Das Konzept „Wohnen für Hilfe“ hat sich als eine echte Win-win-Situation etabliert. Ältere Menschen mit freiem Wohnraum erhalten Unterstützung im Alltag, während Studierende für eine pauschale Nebenkostenzahlung ein Dach über dem Kopf finden. Dabei gilt: 1 Quadratmeter Wohnfläche entspricht einer Stunde Hilfe im Monat. Die Arten der Unterstützung sind vielfältig – von Einkaufen über Haushalt bis hin zu Gartenarbeit und Begleitung zu Arztterminen. Pflegeleistungen sind jedoch nicht Teil des Angebots.
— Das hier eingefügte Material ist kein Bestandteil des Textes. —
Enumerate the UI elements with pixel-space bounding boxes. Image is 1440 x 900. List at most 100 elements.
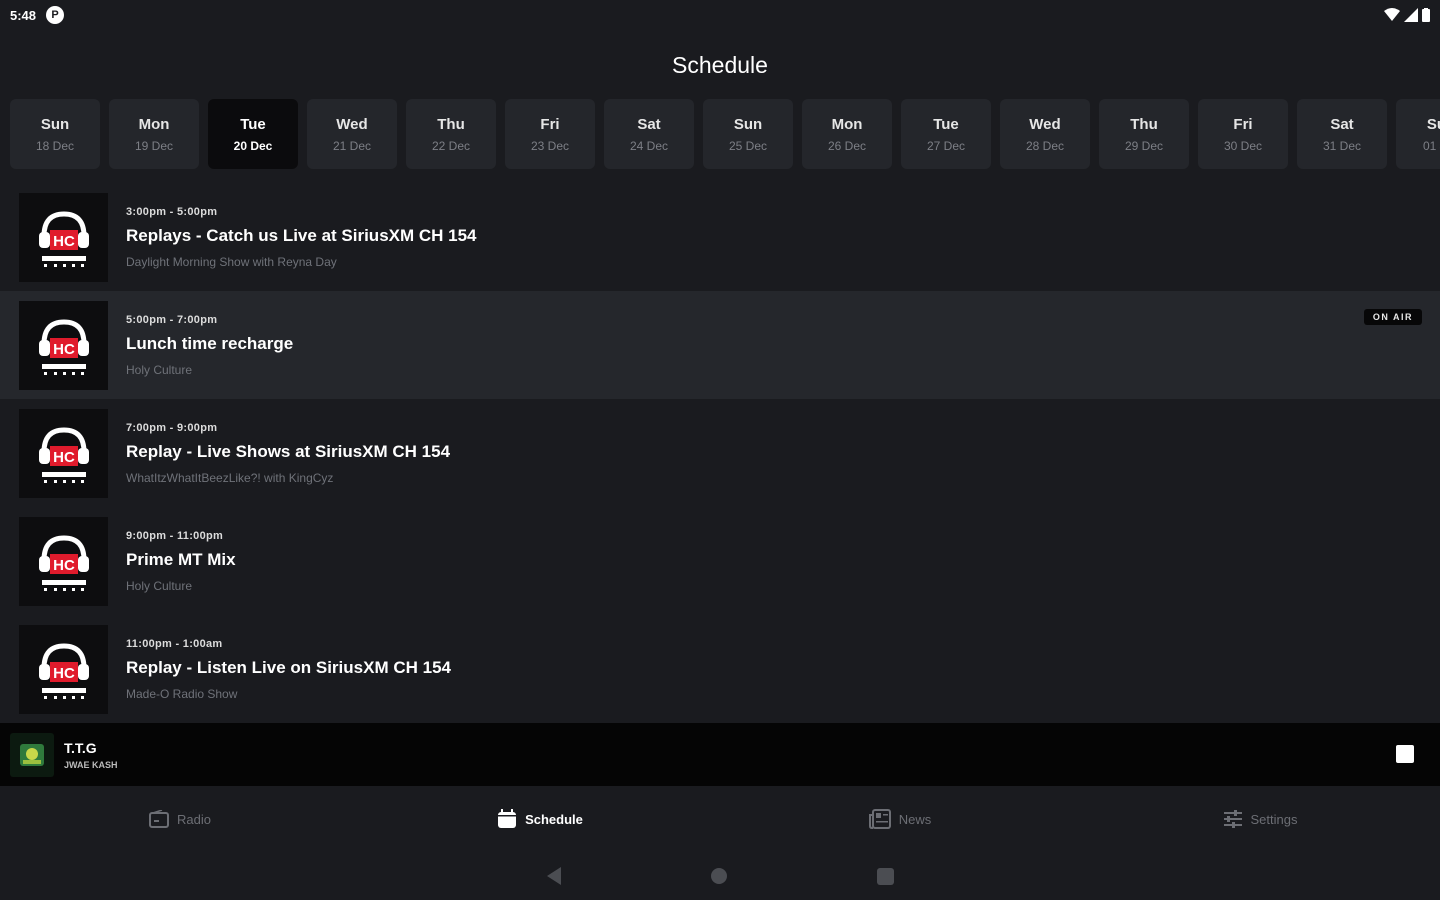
status-left: 5:48 P [10,6,65,24]
show-host: Holy Culture [126,578,193,593]
day-tab[interactable]: Fri 30 Dec [1198,99,1288,169]
day-tab[interactable]: Sun 18 Dec [10,99,100,169]
page-title: Schedule [672,52,768,78]
day-date: 30 Dec [1223,138,1263,153]
nav-settings[interactable]: Settings [1080,786,1440,852]
nav-radio-label: Radio [177,811,211,827]
day-date: 24 Dec [629,138,669,153]
day-name: Sun [733,115,763,133]
newspaper-icon [868,809,891,829]
day-tab[interactable]: Sun 01 Jan [1396,99,1440,169]
day-tab[interactable]: Sat 31 Dec [1297,99,1387,169]
show-title: Lunch time recharge [126,333,294,353]
day-date: 28 Dec [1025,138,1065,153]
day-tab[interactable]: Sat 24 Dec [604,99,694,169]
day-tab[interactable]: Tue 27 Dec [901,99,991,169]
system-nav-bar [0,852,1440,900]
show-host: WhatItzWhatItBeezLike?! with KingCyz [126,470,334,485]
player-artist: JWAE KASH [64,759,118,770]
day-date: 01 Jan [1422,138,1440,153]
day-tab[interactable]: Fri 23 Dec [505,99,595,169]
wifi-icon [1384,8,1400,22]
logo-text: HC [53,449,75,466]
show-time: 9:00pm - 11:00pm [126,529,224,542]
day-name: Tue [933,115,959,133]
day-tab[interactable]: Wed 28 Dec [1000,99,1090,169]
show-logo: HC [19,300,108,390]
logo-text: HC [53,665,75,682]
day-date: 25 Dec [728,138,768,153]
status-right [1384,8,1430,22]
sliders-icon [1223,810,1243,828]
show-logo: HC [19,516,108,606]
day-date: 22 Dec [431,138,471,153]
nav-news-label: News [898,811,932,827]
schedule-row[interactable]: HC 3:00pm - 5:00pm Replays - Catch us Live… [0,183,1440,291]
show-title: Replay - Live Shows at SiriusXM CH 154 [126,441,451,461]
battery-icon [1422,8,1430,22]
show-info: 7:00pm - 9:00pm Replay - Live Shows at Si… [126,422,450,485]
day-date: 19 Dec [134,138,174,153]
schedule-list: HC 3:00pm - 5:00pm Replays - Catch us Live… [0,183,1440,723]
logo-text: HC [53,557,75,574]
player-track-title: T.T.G [64,739,97,756]
day-name: Sun [40,115,70,133]
on-air-badge: ON AIR [1363,309,1422,325]
show-title: Prime MT Mix [126,549,236,569]
mini-player[interactable]: T.T.G JWAE KASH [0,723,1440,786]
status-bar: 5:48 P [0,0,1440,30]
nav-settings-label: Settings [1250,811,1298,827]
status-time: 5:48 [10,7,37,23]
nav-schedule[interactable]: Schedule [360,786,720,852]
day-name: Thu [437,115,465,133]
day-name: Sat [1330,115,1354,133]
show-logo: HC [19,408,108,498]
show-host: Holy Culture [126,362,193,377]
schedule-row[interactable]: HC 9:00pm - 11:00pm Prime MT Mix Holy Cultu… [0,507,1440,615]
show-info: 5:00pm - 7:00pm Lunch time recharge Holy C… [126,314,293,377]
logo-text: HC [53,341,75,358]
show-info: 9:00pm - 11:00pm Prime MT Mix Holy Culture [126,530,236,593]
player-info: T.T.G JWAE KASH [64,740,118,770]
day-tab[interactable]: Thu 29 Dec [1099,99,1189,169]
day-name: Fri [540,115,560,133]
day-tab[interactable]: Mon 26 Dec [802,99,892,169]
show-info: 3:00pm - 5:00pm Replays - Catch us Live a… [126,206,477,269]
schedule-row[interactable]: HC 7:00pm - 9:00pm Replay - Live Shows at … [0,399,1440,507]
calendar-icon [497,809,517,829]
day-name: Tue [240,115,266,133]
day-date: 20 Dec [233,138,273,153]
nav-news[interactable]: News [720,786,1080,852]
radio-icon [149,810,170,828]
show-title: Replays - Catch us Live at SiriusXM CH 1… [126,225,477,245]
day-date: 23 Dec [530,138,570,153]
day-date: 31 Dec [1322,138,1362,153]
stop-button[interactable] [1396,745,1414,763]
schedule-row[interactable]: HC 5:00pm - 7:00pm Lunch time recharge Holy… [0,291,1440,399]
day-date: 26 Dec [827,138,867,153]
album-art [10,732,54,777]
show-time: 3:00pm - 5:00pm [126,205,218,218]
nav-radio[interactable]: Radio [0,786,360,852]
schedule-row[interactable]: HC 11:00pm - 1:00am Replay - Listen Live o… [0,615,1440,723]
nav-schedule-label: Schedule [525,811,583,827]
day-tab[interactable]: Sun 25 Dec [703,99,793,169]
show-time: 5:00pm - 7:00pm [126,313,218,326]
day-tab[interactable]: Thu 22 Dec [406,99,496,169]
day-date: 27 Dec [926,138,966,153]
show-time: 7:00pm - 9:00pm [126,421,218,434]
day-date: 29 Dec [1124,138,1164,153]
home-icon[interactable] [710,868,727,884]
day-name: Mon [831,115,863,133]
logo-text: HC [53,233,75,250]
recents-icon[interactable] [876,867,894,885]
day-name: Sat [637,115,661,133]
cellular-signal-icon [1404,8,1418,22]
day-tab[interactable]: Mon 19 Dec [109,99,199,169]
day-tab[interactable]: Tue 20 Dec [208,99,298,169]
day-name: Mon [138,115,170,133]
show-logo: HC [19,624,108,714]
show-host: Made-O Radio Show [126,686,238,701]
day-tab[interactable]: Wed 21 Dec [307,99,397,169]
back-icon[interactable] [546,867,561,885]
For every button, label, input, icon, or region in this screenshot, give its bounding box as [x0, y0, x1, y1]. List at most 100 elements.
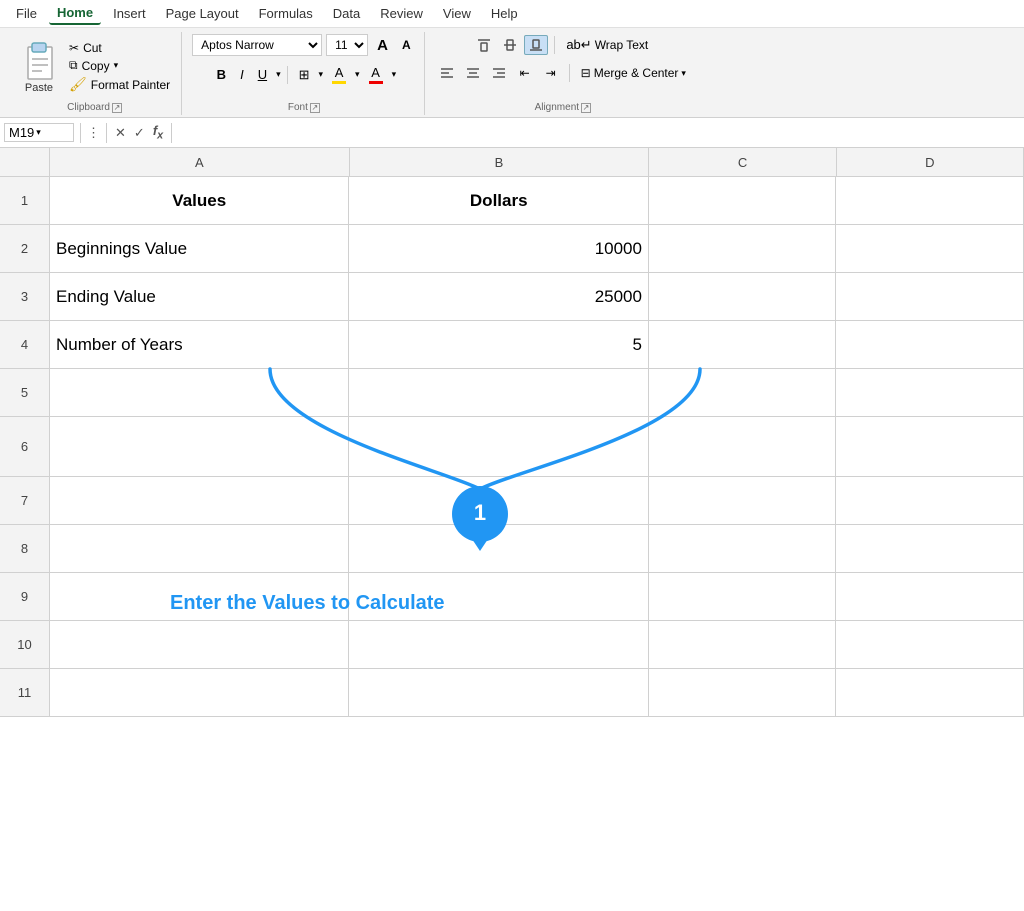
italic-button[interactable]: I — [235, 65, 249, 84]
cell-C10[interactable] — [649, 621, 837, 668]
cell-B10[interactable] — [349, 621, 648, 668]
font-color-dropdown[interactable]: ▾ — [392, 69, 397, 80]
cell-C3[interactable] — [649, 273, 837, 320]
cell-B1[interactable]: Dollars — [349, 177, 648, 224]
row-num-3[interactable]: 3 — [0, 273, 50, 321]
cell-A7[interactable] — [50, 477, 349, 524]
cell-A5[interactable] — [50, 369, 349, 416]
cell-D5[interactable] — [836, 369, 1024, 416]
cell-ref-dropdown[interactable]: ▾ — [36, 127, 41, 138]
row-num-7[interactable]: 7 — [0, 477, 50, 525]
font-shrink-button[interactable]: A — [397, 36, 416, 54]
cell-C1[interactable] — [649, 177, 837, 224]
cell-D6[interactable] — [836, 417, 1024, 476]
cell-B7[interactable] — [349, 477, 648, 524]
borders-dropdown[interactable]: ▾ — [319, 69, 324, 80]
cell-C4[interactable] — [649, 321, 837, 368]
cell-B6[interactable] — [349, 417, 648, 476]
bold-button[interactable]: B — [212, 65, 231, 84]
row-num-6[interactable]: 6 — [0, 417, 50, 477]
align-right-button[interactable] — [487, 63, 511, 83]
menu-formulas[interactable]: Formulas — [251, 3, 321, 24]
underline-button[interactable]: U — [253, 65, 272, 84]
formula-menu-icon[interactable]: ⋮ — [87, 125, 100, 141]
cell-D9[interactable] — [836, 573, 1024, 620]
formula-input[interactable] — [178, 125, 1020, 140]
cell-D2[interactable] — [836, 225, 1024, 272]
cell-B3[interactable]: 25000 — [349, 273, 648, 320]
cancel-formula-icon[interactable]: ✕ — [113, 125, 128, 141]
cell-B4[interactable]: 5 — [349, 321, 648, 368]
cell-C5[interactable] — [649, 369, 837, 416]
menu-page-layout[interactable]: Page Layout — [158, 3, 247, 24]
font-name-select[interactable]: Aptos Narrow — [192, 34, 322, 56]
row-num-8[interactable]: 8 — [0, 525, 50, 573]
cell-C2[interactable] — [649, 225, 837, 272]
align-middle-button[interactable] — [498, 35, 522, 55]
cell-B9[interactable] — [349, 573, 648, 620]
cell-B5[interactable] — [349, 369, 648, 416]
font-expand-icon[interactable]: ↗ — [310, 103, 320, 113]
cell-D1[interactable] — [836, 177, 1024, 224]
cell-C8[interactable] — [649, 525, 837, 572]
cell-D8[interactable] — [836, 525, 1024, 572]
decrease-indent-button[interactable]: ⇤ — [513, 63, 537, 83]
row-num-10[interactable]: 10 — [0, 621, 50, 669]
menu-review[interactable]: Review — [372, 3, 431, 24]
col-header-D[interactable]: D — [837, 148, 1024, 176]
col-header-B[interactable]: B — [350, 148, 650, 176]
row-num-11[interactable]: 11 — [0, 669, 50, 717]
cell-C9[interactable] — [649, 573, 837, 620]
cell-D10[interactable] — [836, 621, 1024, 668]
menu-view[interactable]: View — [435, 3, 479, 24]
copy-button[interactable]: ⧉ Copy ▾ — [66, 57, 173, 74]
cell-C11[interactable] — [649, 669, 837, 716]
cell-A6[interactable] — [50, 417, 349, 476]
cell-A9[interactable] — [50, 573, 349, 620]
fill-color-button[interactable]: A — [327, 63, 351, 86]
underline-dropdown[interactable]: ▾ — [276, 69, 281, 80]
menu-insert[interactable]: Insert — [105, 3, 154, 24]
cut-button[interactable]: ✂ Cut — [66, 40, 173, 56]
font-grow-button[interactable]: A — [372, 35, 393, 56]
cell-A1[interactable]: Values — [50, 177, 349, 224]
borders-button[interactable]: ⊞ — [294, 65, 315, 85]
col-header-C[interactable]: C — [649, 148, 836, 176]
cell-A4[interactable]: Number of Years — [50, 321, 349, 368]
confirm-formula-icon[interactable]: ✓ — [132, 125, 147, 141]
menu-file[interactable]: File — [8, 3, 45, 24]
align-center-button[interactable] — [461, 63, 485, 83]
row-num-9[interactable]: 9 — [0, 573, 50, 621]
increase-indent-button[interactable]: ⇥ — [539, 63, 563, 83]
row-num-4[interactable]: 4 — [0, 321, 50, 369]
cell-A8[interactable] — [50, 525, 349, 572]
cell-D4[interactable] — [836, 321, 1024, 368]
cell-A11[interactable] — [50, 669, 349, 716]
cell-C7[interactable] — [649, 477, 837, 524]
font-color-button[interactable]: A — [364, 63, 388, 86]
col-header-A[interactable]: A — [50, 148, 350, 176]
row-num-1[interactable]: 1 — [0, 177, 50, 225]
row-num-5[interactable]: 5 — [0, 369, 50, 417]
cell-B2[interactable]: 10000 — [349, 225, 648, 272]
cell-D3[interactable] — [836, 273, 1024, 320]
cell-A10[interactable] — [50, 621, 349, 668]
row-num-2[interactable]: 2 — [0, 225, 50, 273]
menu-data[interactable]: Data — [325, 3, 368, 24]
cell-B8[interactable] — [349, 525, 648, 572]
menu-home[interactable]: Home — [49, 2, 101, 25]
align-left-button[interactable] — [435, 63, 459, 83]
alignment-expand-icon[interactable]: ↗ — [581, 103, 591, 113]
cell-A3[interactable]: Ending Value — [50, 273, 349, 320]
menu-help[interactable]: Help — [483, 3, 526, 24]
insert-function-icon[interactable]: fx — [151, 123, 165, 142]
format-painter-button[interactable]: 🖌 Format Painter — [66, 75, 173, 94]
align-top-button[interactable] — [472, 35, 496, 55]
cell-C6[interactable] — [649, 417, 837, 476]
cell-D11[interactable] — [836, 669, 1024, 716]
cell-B11[interactable] — [349, 669, 648, 716]
cell-D7[interactable] — [836, 477, 1024, 524]
align-bottom-button[interactable] — [524, 35, 548, 55]
merge-center-button[interactable]: ⊟ Merge & Center ▾ — [576, 63, 691, 83]
font-size-select[interactable]: 11 — [326, 34, 368, 56]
Der Matching-Prozess, um die passenden Wohnpaare zu finden, ist besonders wichtig. Ein persönliches Gespräch klärt Wünsche und Interessen, bevor geeignete Partner vorgeschlagen werden. Brigitte Tauer und Christian Tippelt sind die Ansprechpartner in München, während Elena Drame auf Landkreisebene tätig ist. Außerdem kooperiert der Verein eng mit dem Studierendenwerk München, um noch mehr Menschen diese Möglichkeit zu bieten.

Ein gemeinsames Fest und Pläne für die Zukunft

Philipp feierte kürzlich seinen Geburtstag mit einer fröhlichen Party im Atelier, zu der viele Freunde eingeladen waren. Die Atmosphäre war entspannt, mit Musik, Lachen und natürlich vielen kreativen Ideen in der Luft. Auf die Frage, wie das Zusammenleben die beiden verändert hat, antwortet Hildegard: „Es ist wie eine zweite Jugend für mich. Ich fühle mich lebendig!“

Die beiden haben sogar große Pläne: Sie möchten beim 30. Jubiläum des Vereins „Beieinander“ auftreten und haben sich für diesen besonderen Anlass Künstlernamen überlegt. Die Vorfreude auf dieses Event ist groß. Es zeigt, wie bereichernd und inspirierend ein generationsübergreifendes Zusammenleben sein kann, das nicht nur Wohnraum, sondern auch Lebensqualität und Gemeinschaft bietet.